In the last two decades, one roller derby league has turned into seven. In the same time frame, there's been countless bruises, broken bones, and trophies.

Now, FOX 10 has learned there is a plan to create the first museum to commemorate the female-centric sport in Arizona.

"That history needs to be talked about. It's important," said Ginger Mortis, a retired roller derby athlete.

Mortis and Elizabeep Taylor are old school derby girls. having played for more than a decade. Now, they want to give back.

Ginger Mortis (left) and Elizabeep Taylor (right) (FOX 10 Phoenix)

"There's only about seven tracks in the world people skate on today," said Mortis.

They purchased a 1970s banked roller derby track from Northern California, and shipped it to Casa Grande. It's in storage now, but they plan to restore it and find a home for it in Phoenix.

They want it to be open to all, not just trained derby players. 

"I wanted to give everybody a chance to play without being associated with an actual league," said Taylor. "I wanted to have a track that anybody could come and say I want to experience this amazing sport. It changed my life and I know it changed your life."
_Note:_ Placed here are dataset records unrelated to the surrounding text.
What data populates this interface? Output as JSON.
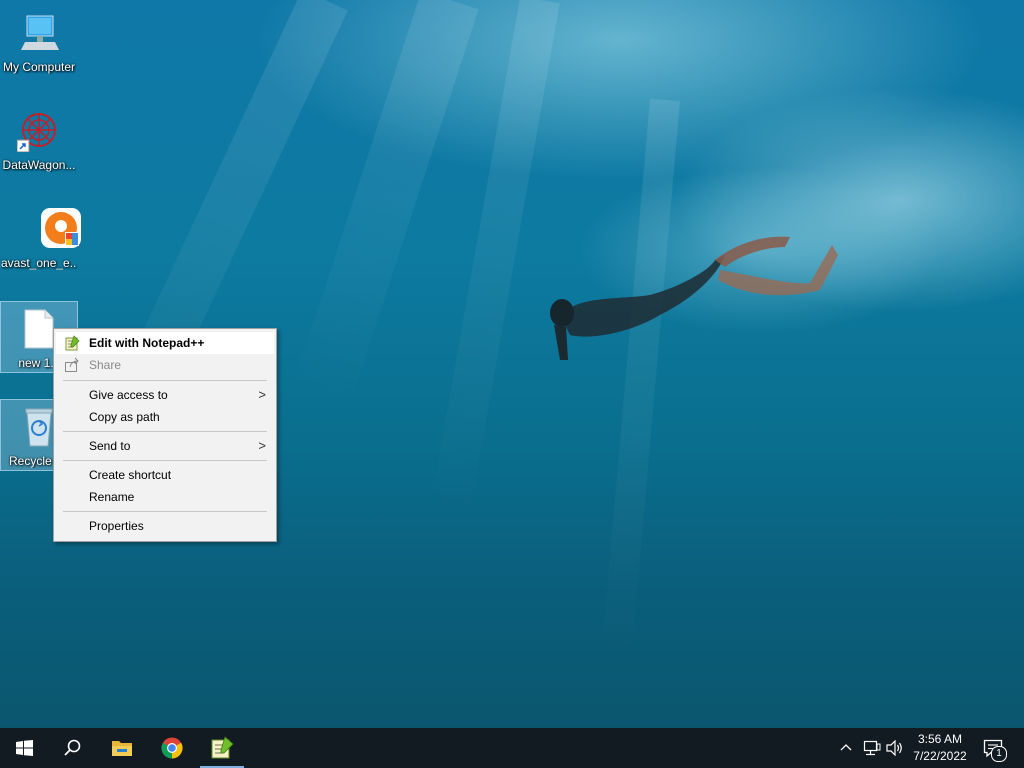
{
  "desktop": {
    "icons": [
      {
        "label": "My Computer"
      },
      {
        "label": "DataWagon..."
      },
      {
        "label": "avast_one_e..."
      },
      {
        "label": "new 1.c"
      },
      {
        "label": "Recycle"
      }
    ]
  },
  "context_menu": {
    "items": [
      {
        "label": "Edit with Notepad++",
        "icon": "notepad-plus-plus-icon"
      },
      {
        "label": "Share",
        "icon": "share-icon",
        "disabled": true
      },
      {
        "label": "Give access to",
        "submenu": true
      },
      {
        "label": "Copy as path"
      },
      {
        "label": "Send to",
        "submenu": true
      },
      {
        "label": "Create shortcut"
      },
      {
        "label": "Rename"
      },
      {
        "label": "Properties"
      }
    ],
    "submenu_arrow": ">"
  },
  "taskbar": {
    "pinned": [
      "start-icon",
      "search-icon",
      "file-explorer-icon",
      "chrome-icon",
      "notepad-plus-plus-icon"
    ],
    "clock": {
      "time": "3:56 AM",
      "date": "7/22/2022"
    },
    "tray": [
      "chevron-up-icon",
      "network-icon",
      "volume-icon"
    ],
    "notifications_count": "1"
  },
  "colors": {
    "taskbar": "#121a22",
    "menu_bg": "#f2f2f2",
    "menu_highlight": "#ffffff",
    "selection": "#aad2eb"
  }
}
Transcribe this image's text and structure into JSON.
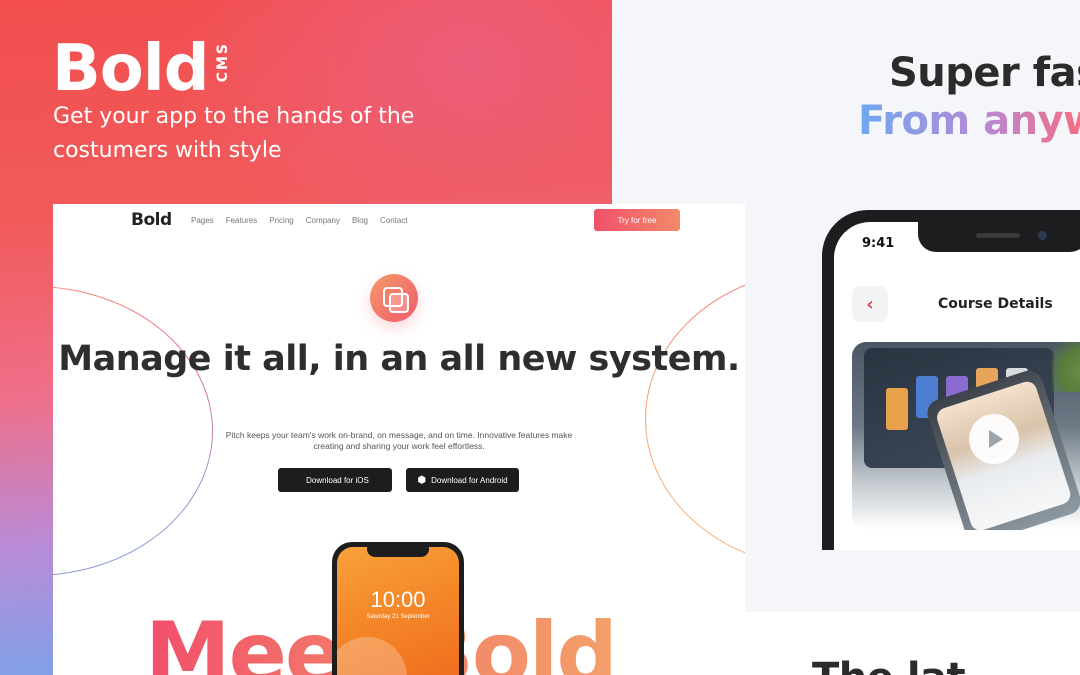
{
  "brand": {
    "word": "Bold",
    "suffix": "CMS"
  },
  "hero": {
    "tagline": "Get your app to the hands of the costumers with style"
  },
  "right": {
    "headline_1": "Super fast",
    "headline_2": "From anywa",
    "bottom_peek": "The lat"
  },
  "mobile_app": {
    "status_time": "9:41",
    "back_icon": "chevron-left-icon",
    "title": "Course Details",
    "play_icon": "play-icon"
  },
  "website": {
    "logo": "Bold",
    "nav": [
      "Pages",
      "Features",
      "Pricing",
      "Company",
      "Blog",
      "Contact"
    ],
    "cta": "Try for free",
    "badge_icon": "layers-icon",
    "headline": "Manage it all, in an all new system.",
    "subtext": "Pitch keeps your team's work on-brand, on message, and on time. Innovative features make creating and sharing your work feel effortless.",
    "btn_ios": "Download for iOS",
    "btn_android": "Download for Android",
    "ios_icon": "apple-icon",
    "android_icon": "android-icon",
    "meet_text": "Meet Bold",
    "phone_time": "10:00",
    "phone_date": "Saturday 21 September"
  },
  "colors": {
    "accent_red": "#f24e4e",
    "accent_orange": "#f3a06a",
    "accent_blue": "#6ea8ef",
    "dark": "#1d1d1f"
  }
}
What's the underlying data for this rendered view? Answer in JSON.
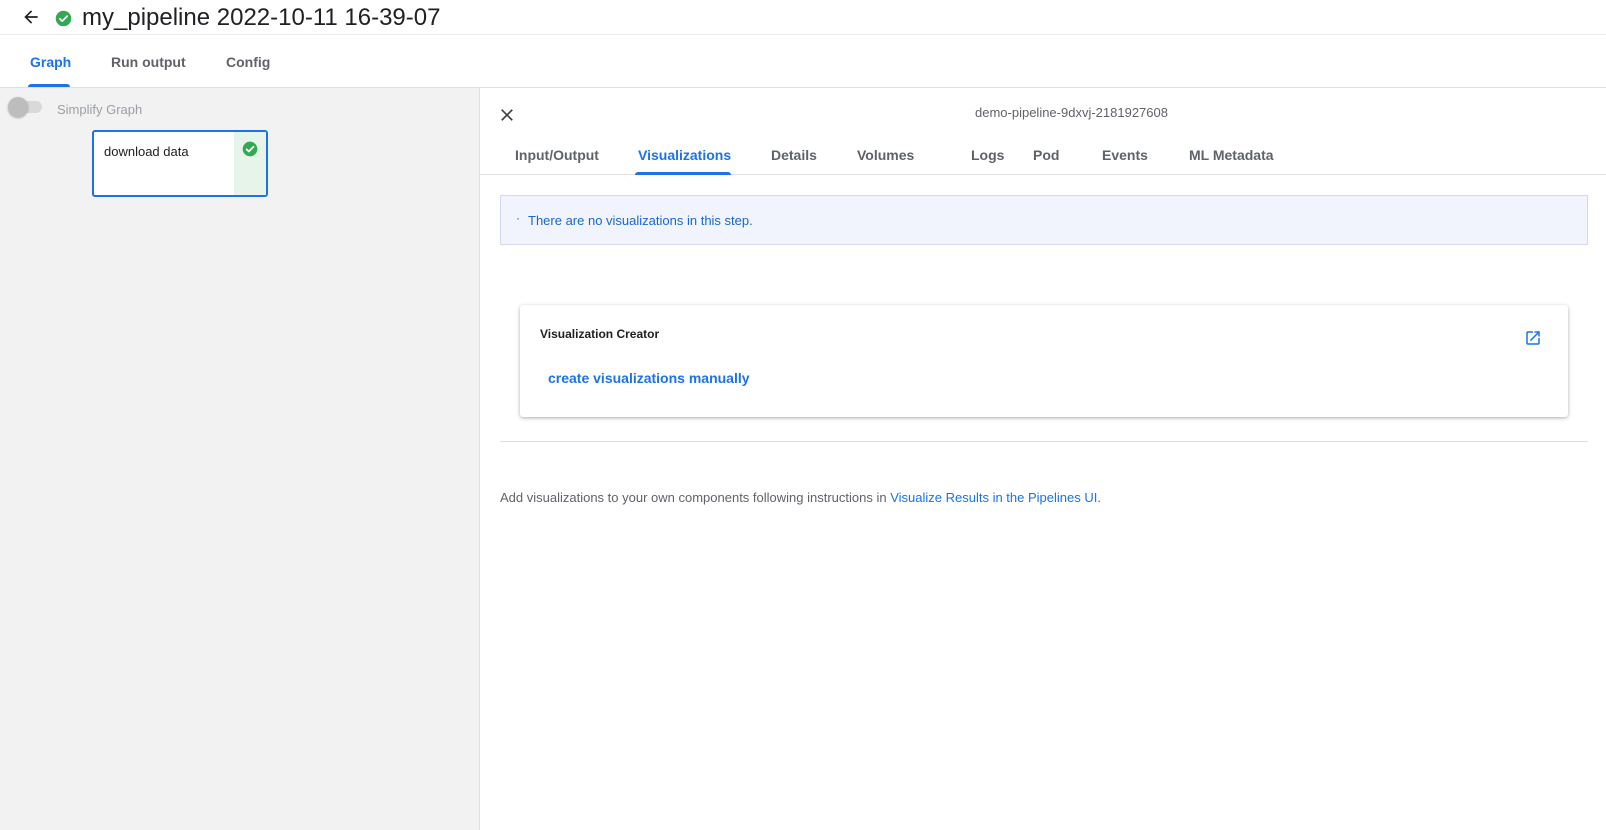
{
  "header": {
    "back_icon": "arrow-back-icon",
    "status_icon": "check-circle-icon",
    "title": "my_pipeline 2022-10-11 16-39-07"
  },
  "main_tabs": [
    {
      "label": "Graph",
      "active": true
    },
    {
      "label": "Run output",
      "active": false
    },
    {
      "label": "Config",
      "active": false
    }
  ],
  "graph": {
    "simplify_label": "Simplify Graph",
    "simplify_on": false,
    "nodes": [
      {
        "label": "download data",
        "status": "succeeded",
        "status_icon": "check-circle-icon"
      }
    ]
  },
  "side_panel": {
    "close_icon": "close-icon",
    "pod_name": "demo-pipeline-9dxvj-2181927608",
    "tabs": [
      {
        "label": "Input/Output",
        "active": false
      },
      {
        "label": "Visualizations",
        "active": true
      },
      {
        "label": "Details",
        "active": false
      },
      {
        "label": "Volumes",
        "active": false
      },
      {
        "label": "Logs",
        "active": false
      },
      {
        "label": "Pod",
        "active": false
      },
      {
        "label": "Events",
        "active": false
      },
      {
        "label": "ML Metadata",
        "active": false
      }
    ],
    "info_bullet": "·",
    "info_message": "There are no visualizations in this step.",
    "viz_creator": {
      "title": "Visualization Creator",
      "link": "create visualizations manually",
      "open_icon": "open-in-new-icon"
    },
    "footer": {
      "text": "Add visualizations to your own components following instructions in ",
      "link": "Visualize Results in the Pipelines UI",
      "suffix": "."
    }
  },
  "colors": {
    "accent": "#1a73e8",
    "success": "#34a853",
    "info_bg": "#f1f3fd",
    "graph_bg": "#f2f2f2"
  }
}
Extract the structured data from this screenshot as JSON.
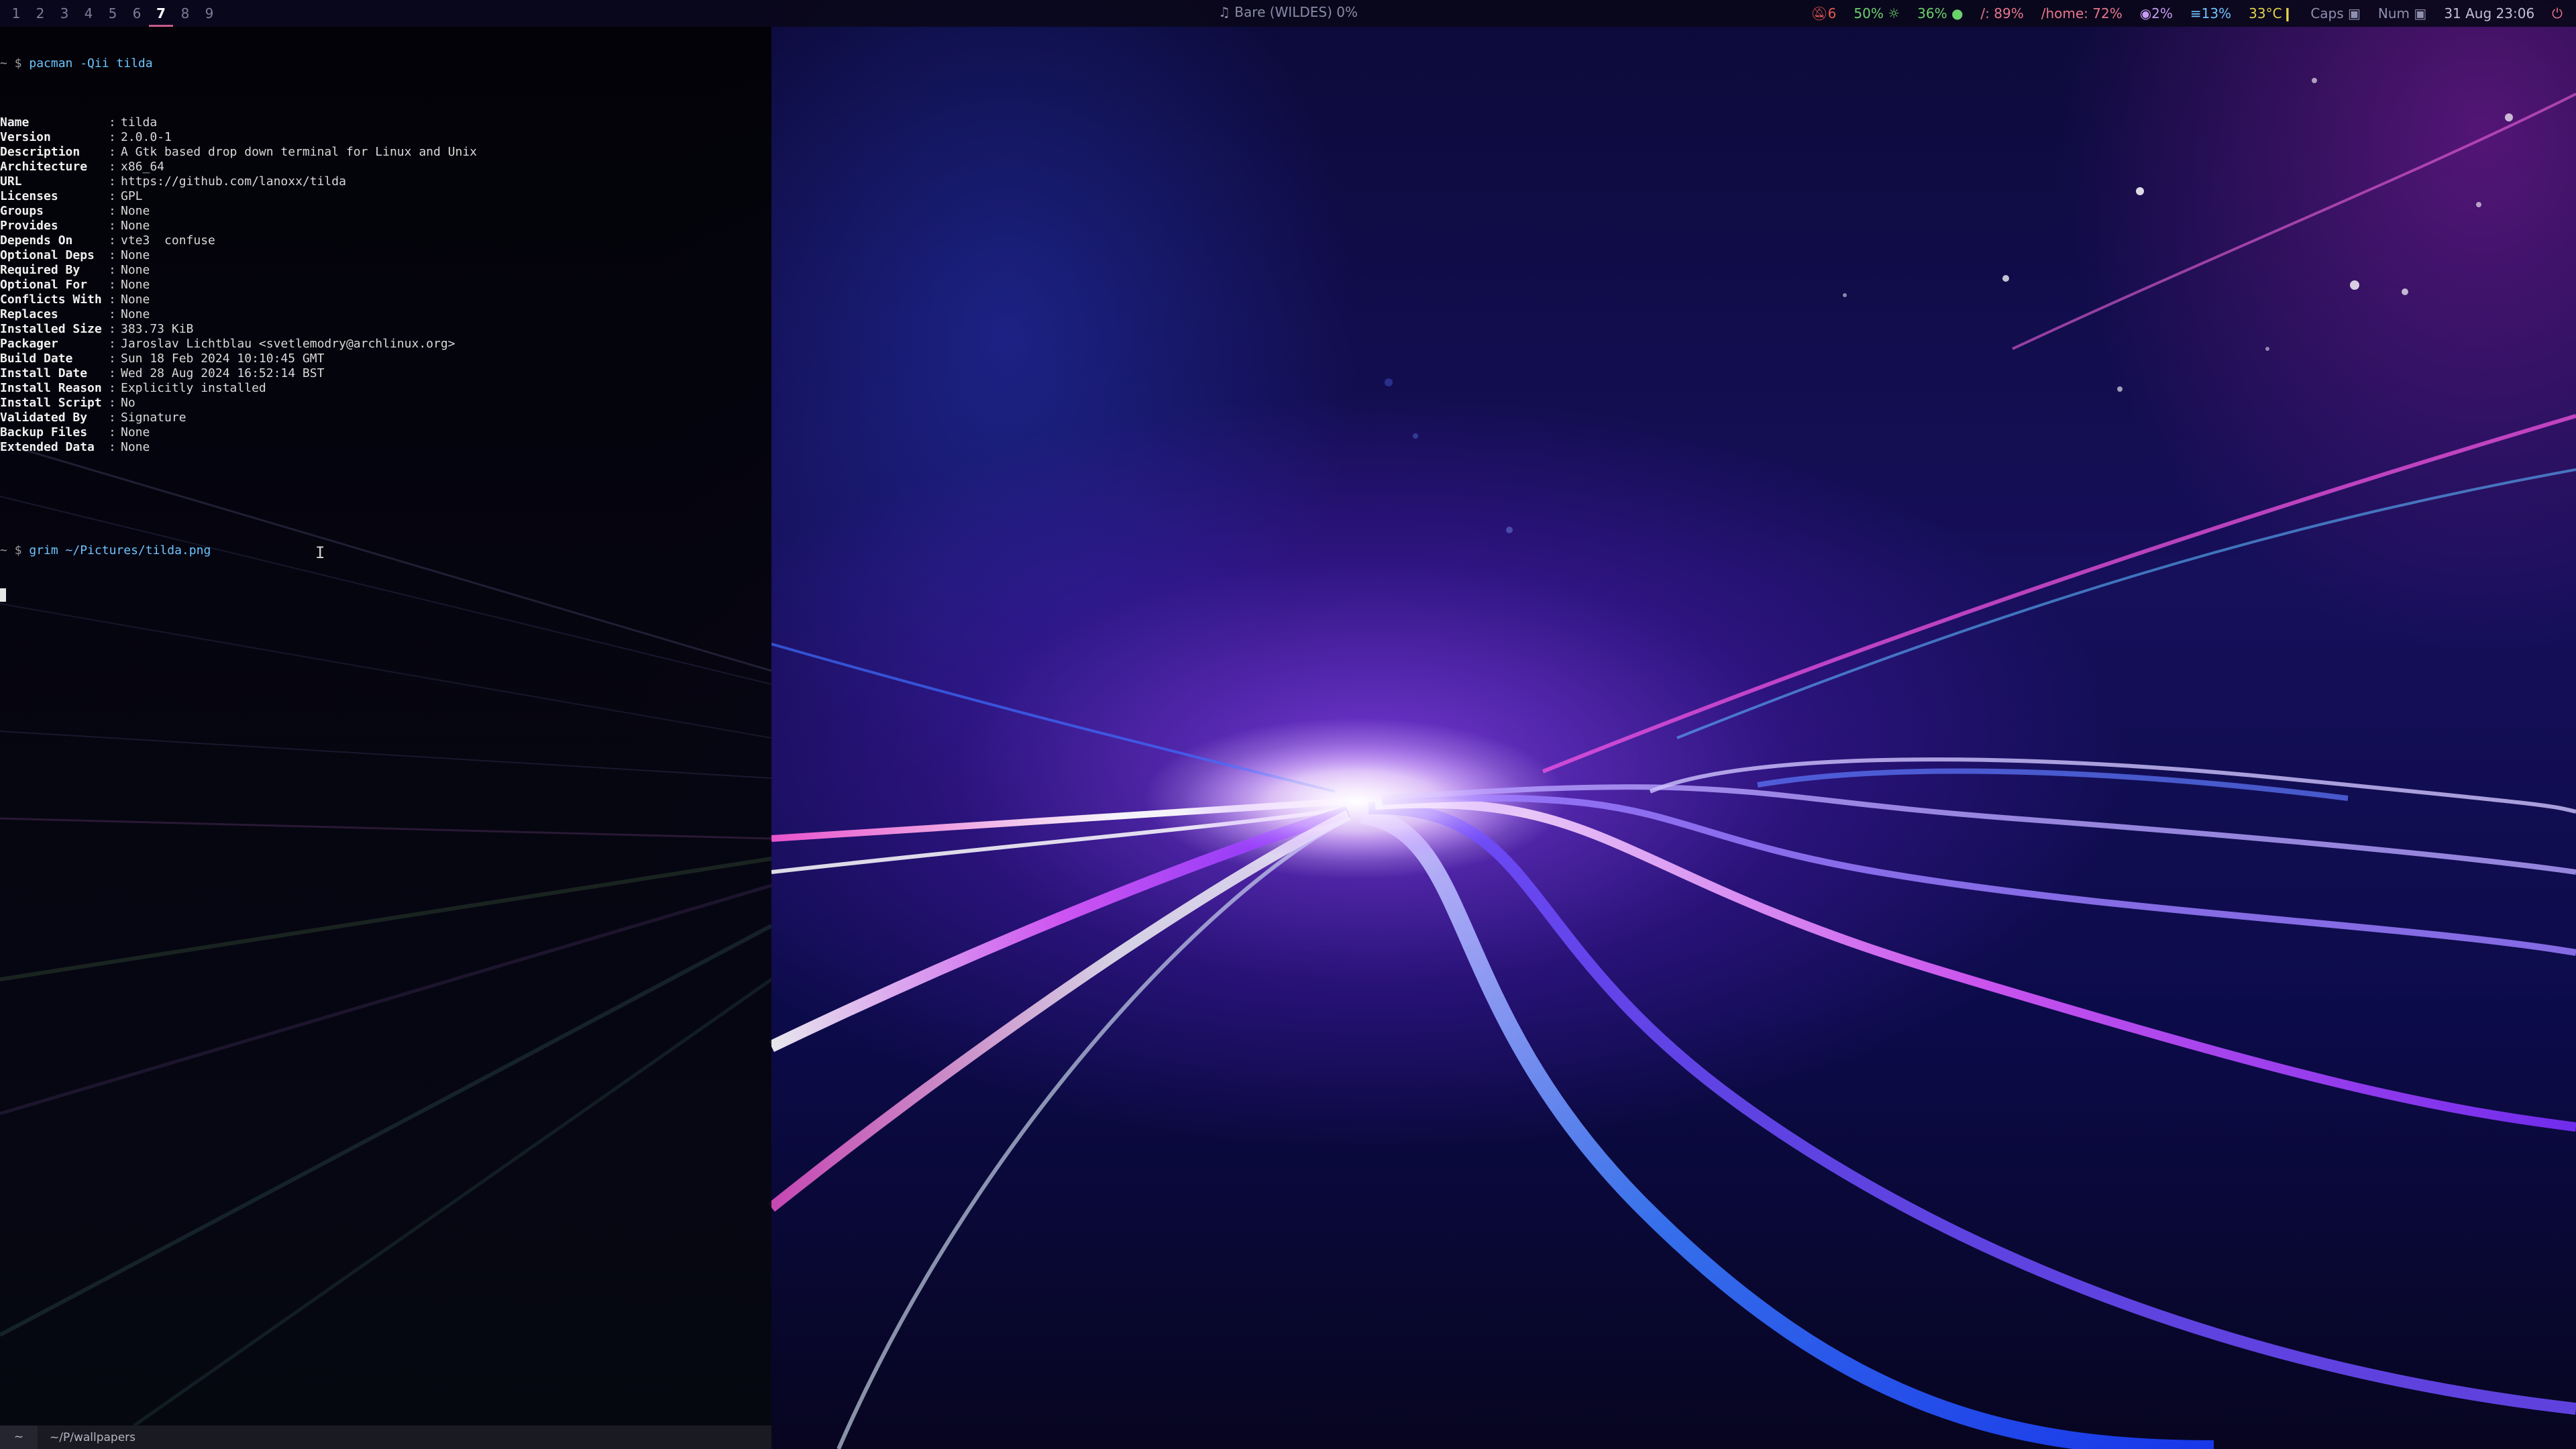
{
  "topbar": {
    "workspaces": [
      "1",
      "2",
      "3",
      "4",
      "5",
      "6",
      "7",
      "8",
      "9"
    ],
    "active_workspace": "7",
    "media": "♫ Bare (WILDES) 0%",
    "status": {
      "notifications": "6",
      "brightness": "50%",
      "volume": "36%",
      "root_disk": "/: 89%",
      "home_disk": "/home: 72%",
      "cpu": "2%",
      "memory": "13%",
      "temperature": "33°C",
      "caps": "Caps",
      "num": "Num",
      "datetime": "31 Aug 23:06"
    },
    "colors": {
      "notifications": "#e85a4f",
      "brightness": "#6bd36b",
      "volume": "#6bd36b",
      "root_disk": "#e8768a",
      "home_disk": "#e8768a",
      "cpu": "#c79cf2",
      "memory": "#6fc3ff",
      "temperature": "#e3d64a",
      "lock": "#8f8fae",
      "datetime": "#c0c0d8",
      "active_ws_underline": "#c75b8c"
    }
  },
  "terminal": {
    "command1": {
      "prompt": "~ $",
      "text": "pacman -Qii tilda"
    },
    "package_info": [
      {
        "key": "Name",
        "value": "tilda"
      },
      {
        "key": "Version",
        "value": "2.0.0-1"
      },
      {
        "key": "Description",
        "value": "A Gtk based drop down terminal for Linux and Unix"
      },
      {
        "key": "Architecture",
        "value": "x86_64"
      },
      {
        "key": "URL",
        "value": "https://github.com/lanoxx/tilda"
      },
      {
        "key": "Licenses",
        "value": "GPL"
      },
      {
        "key": "Groups",
        "value": "None"
      },
      {
        "key": "Provides",
        "value": "None"
      },
      {
        "key": "Depends On",
        "value": "vte3  confuse"
      },
      {
        "key": "Optional Deps",
        "value": "None"
      },
      {
        "key": "Required By",
        "value": "None"
      },
      {
        "key": "Optional For",
        "value": "None"
      },
      {
        "key": "Conflicts With",
        "value": "None"
      },
      {
        "key": "Replaces",
        "value": "None"
      },
      {
        "key": "Installed Size",
        "value": "383.73 KiB"
      },
      {
        "key": "Packager",
        "value": "Jaroslav Lichtblau <svetlemodry@archlinux.org>"
      },
      {
        "key": "Build Date",
        "value": "Sun 18 Feb 2024 10:10:45 GMT"
      },
      {
        "key": "Install Date",
        "value": "Wed 28 Aug 2024 16:52:14 BST"
      },
      {
        "key": "Install Reason",
        "value": "Explicitly installed"
      },
      {
        "key": "Install Script",
        "value": "No"
      },
      {
        "key": "Validated By",
        "value": "Signature"
      },
      {
        "key": "Backup Files",
        "value": "None"
      },
      {
        "key": "Extended Data",
        "value": "None"
      }
    ],
    "separator": ":",
    "command2": {
      "prompt": "~ $",
      "text": "grim ~/Pictures/tilda.png"
    },
    "statusline": {
      "mode": "~",
      "path": "~/P/wallpapers"
    }
  }
}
With the track, they want to build a museum so that roller derby history doesn't get lost to time. Moments like those from 2009, tryouts in 2010, and an international derby tournament in Phoenix in 2015.

"It's Phoenix history, and it's important to preserve that," said Devotchka DeLarge, who started derby when it hit Phoenix in 2003. "If people look at derby in Phoenix, derby in other places in the country, it's empowered so many women."

There's hope that veteran derby women will share artifacts from their time getting roughed up and competing.